Mercado Financeiro Projeta Inflação de 4,06% em 2026, Indicando Estabilidade com Leve Variação
O início de 2026 trouxe consigo o primeiro Boletim Focus do ano, revelando um cenário de relativa estabilidade nas projeções do mercado financeiro para a economia brasileira. Das quatro principais medianas avaliadas, três mantiveram-se inalteradas em relação às semanas finais de 2025. A única alteração notável ocorreu na expectativa de inflação para o ano corrente, que subiu de 4,05% para 4,06%, conforme divulgado pelo Banco Central.
Inflação Oficial: IPCA e a Meta do Conselho Monetário Nacional
A inflação oficial do país, medida pelo Índice de Preços ao Consumidor Amplo (IPCA), apresentou uma variação de 0,01 ponto percentual. Essa pequena elevação acontece após um período de oito semanas consecutivas de estimativas de queda. Há apenas quatro semanas, o mercado financeiro previa uma inflação de 4,16% para o final de 2026. Para os anos seguintes, as projeções de inflação permanecem estáveis há nove semanas, com 3,80% para 2027 e 3,50% para 2028.

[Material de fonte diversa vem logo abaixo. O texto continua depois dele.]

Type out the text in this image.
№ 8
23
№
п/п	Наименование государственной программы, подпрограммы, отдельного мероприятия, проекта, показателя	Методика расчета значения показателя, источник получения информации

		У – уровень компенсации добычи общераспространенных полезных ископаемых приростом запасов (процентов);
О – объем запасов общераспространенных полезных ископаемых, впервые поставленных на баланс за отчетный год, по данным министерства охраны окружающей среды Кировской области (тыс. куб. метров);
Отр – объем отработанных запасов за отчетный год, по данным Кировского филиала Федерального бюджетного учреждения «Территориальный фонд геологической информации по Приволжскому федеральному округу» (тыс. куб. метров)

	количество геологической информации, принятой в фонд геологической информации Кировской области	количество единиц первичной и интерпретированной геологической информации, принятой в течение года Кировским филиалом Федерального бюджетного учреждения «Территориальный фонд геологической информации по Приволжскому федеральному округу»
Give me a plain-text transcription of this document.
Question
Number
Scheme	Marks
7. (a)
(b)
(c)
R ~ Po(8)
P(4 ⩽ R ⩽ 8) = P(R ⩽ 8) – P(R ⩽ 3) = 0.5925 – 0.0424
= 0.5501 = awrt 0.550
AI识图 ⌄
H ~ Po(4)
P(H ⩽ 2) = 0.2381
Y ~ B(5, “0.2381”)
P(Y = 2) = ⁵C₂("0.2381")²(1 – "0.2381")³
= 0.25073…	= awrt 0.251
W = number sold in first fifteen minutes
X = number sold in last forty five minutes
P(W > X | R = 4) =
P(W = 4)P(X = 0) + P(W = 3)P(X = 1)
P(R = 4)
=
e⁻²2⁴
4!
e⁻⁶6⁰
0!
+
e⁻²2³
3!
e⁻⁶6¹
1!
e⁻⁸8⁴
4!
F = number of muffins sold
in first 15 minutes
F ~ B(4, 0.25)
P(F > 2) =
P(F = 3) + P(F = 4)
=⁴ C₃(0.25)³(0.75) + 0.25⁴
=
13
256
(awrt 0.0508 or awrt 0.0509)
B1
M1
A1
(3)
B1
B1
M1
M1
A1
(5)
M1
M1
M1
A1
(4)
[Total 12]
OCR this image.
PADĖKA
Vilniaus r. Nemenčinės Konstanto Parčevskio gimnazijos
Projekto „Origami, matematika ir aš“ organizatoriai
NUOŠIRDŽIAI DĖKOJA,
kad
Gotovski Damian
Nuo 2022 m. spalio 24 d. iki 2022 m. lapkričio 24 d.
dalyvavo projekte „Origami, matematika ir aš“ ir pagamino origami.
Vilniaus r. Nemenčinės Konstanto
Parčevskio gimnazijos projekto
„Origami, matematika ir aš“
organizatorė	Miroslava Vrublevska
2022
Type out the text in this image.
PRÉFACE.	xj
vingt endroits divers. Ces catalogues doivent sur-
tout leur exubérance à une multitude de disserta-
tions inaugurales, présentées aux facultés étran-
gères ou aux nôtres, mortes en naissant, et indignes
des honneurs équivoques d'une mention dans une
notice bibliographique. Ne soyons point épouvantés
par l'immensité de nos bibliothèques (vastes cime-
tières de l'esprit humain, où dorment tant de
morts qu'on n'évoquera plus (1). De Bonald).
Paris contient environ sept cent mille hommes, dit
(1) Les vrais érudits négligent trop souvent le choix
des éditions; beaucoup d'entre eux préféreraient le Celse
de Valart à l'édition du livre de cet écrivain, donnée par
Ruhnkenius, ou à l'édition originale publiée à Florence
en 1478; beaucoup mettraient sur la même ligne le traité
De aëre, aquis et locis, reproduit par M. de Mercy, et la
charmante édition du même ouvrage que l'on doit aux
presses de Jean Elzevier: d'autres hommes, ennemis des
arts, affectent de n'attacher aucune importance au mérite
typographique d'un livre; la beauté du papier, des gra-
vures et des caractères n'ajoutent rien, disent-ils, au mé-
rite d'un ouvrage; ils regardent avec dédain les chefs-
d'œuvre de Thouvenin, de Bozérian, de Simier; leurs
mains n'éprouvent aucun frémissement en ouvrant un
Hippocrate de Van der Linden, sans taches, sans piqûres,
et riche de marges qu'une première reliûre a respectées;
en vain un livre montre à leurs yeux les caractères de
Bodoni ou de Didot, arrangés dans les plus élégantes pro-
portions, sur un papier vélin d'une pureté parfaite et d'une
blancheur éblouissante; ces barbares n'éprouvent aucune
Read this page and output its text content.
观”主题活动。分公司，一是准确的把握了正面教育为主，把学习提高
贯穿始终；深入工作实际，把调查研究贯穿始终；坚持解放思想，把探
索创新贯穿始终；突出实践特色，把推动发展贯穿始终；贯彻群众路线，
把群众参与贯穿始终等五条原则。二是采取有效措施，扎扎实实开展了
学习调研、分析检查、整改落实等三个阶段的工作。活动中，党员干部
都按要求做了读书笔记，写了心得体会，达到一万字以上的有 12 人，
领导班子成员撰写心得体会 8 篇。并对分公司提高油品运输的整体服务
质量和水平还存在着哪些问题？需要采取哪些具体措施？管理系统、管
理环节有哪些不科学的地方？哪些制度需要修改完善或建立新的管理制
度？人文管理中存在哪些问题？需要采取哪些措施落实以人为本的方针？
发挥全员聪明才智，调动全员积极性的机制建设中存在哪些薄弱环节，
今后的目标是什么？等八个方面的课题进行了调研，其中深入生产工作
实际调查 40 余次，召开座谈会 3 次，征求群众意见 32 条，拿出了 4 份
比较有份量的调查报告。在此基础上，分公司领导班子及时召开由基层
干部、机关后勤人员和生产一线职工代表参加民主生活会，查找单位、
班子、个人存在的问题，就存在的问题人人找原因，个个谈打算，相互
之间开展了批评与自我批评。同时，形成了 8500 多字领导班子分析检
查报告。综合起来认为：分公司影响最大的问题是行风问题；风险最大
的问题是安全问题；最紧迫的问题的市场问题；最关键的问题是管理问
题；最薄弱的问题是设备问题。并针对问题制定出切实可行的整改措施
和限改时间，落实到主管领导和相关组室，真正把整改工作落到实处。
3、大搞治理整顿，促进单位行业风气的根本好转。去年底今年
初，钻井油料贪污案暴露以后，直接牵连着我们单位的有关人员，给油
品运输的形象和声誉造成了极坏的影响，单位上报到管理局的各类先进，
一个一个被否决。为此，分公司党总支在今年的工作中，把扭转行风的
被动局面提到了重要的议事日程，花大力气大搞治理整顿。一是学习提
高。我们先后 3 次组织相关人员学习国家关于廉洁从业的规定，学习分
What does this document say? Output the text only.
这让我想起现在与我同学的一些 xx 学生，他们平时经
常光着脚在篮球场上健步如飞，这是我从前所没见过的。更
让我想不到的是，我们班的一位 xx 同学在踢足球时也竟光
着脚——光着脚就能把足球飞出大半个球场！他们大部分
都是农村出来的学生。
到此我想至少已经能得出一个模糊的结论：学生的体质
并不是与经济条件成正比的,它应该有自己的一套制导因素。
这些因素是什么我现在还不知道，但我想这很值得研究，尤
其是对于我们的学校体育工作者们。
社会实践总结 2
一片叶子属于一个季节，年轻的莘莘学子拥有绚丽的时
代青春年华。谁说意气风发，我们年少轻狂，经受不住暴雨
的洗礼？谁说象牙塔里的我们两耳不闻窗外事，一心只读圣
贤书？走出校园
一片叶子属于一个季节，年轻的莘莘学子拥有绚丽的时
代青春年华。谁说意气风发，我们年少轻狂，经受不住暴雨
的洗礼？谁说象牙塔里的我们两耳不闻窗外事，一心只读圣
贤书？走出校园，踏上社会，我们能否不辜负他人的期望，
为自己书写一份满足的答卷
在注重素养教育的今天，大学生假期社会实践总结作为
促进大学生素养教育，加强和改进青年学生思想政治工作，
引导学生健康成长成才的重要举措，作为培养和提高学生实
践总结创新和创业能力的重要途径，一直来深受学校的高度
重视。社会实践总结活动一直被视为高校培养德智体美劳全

A meta de inflação para 2025, definida pelo Conselho Monetário Nacional (CMN), é de 3%, com uma margem de tolerância de 1,5 ponto percentual para cima ou para baixo, estabelecendo um limite inferior de 1,5% e um superior de 4,5%. A prévia da inflação oficial de dezembro registrou 0,25%, elevando o acumulado de 12 meses para 4,41%, o que se mantém dentro do limite da meta estabelecida pelo governo.
Este é o segundo mês consecutivo em que a inflação acumulada se encontra dentro da margem de tolerância. Em novembro, o IPCA-15 havia recuado para 4,5%, após um período fora do limite, que se iniciou em janeiro. Em abril, o pico foi de 5,49%, o mais alto registrado desde então.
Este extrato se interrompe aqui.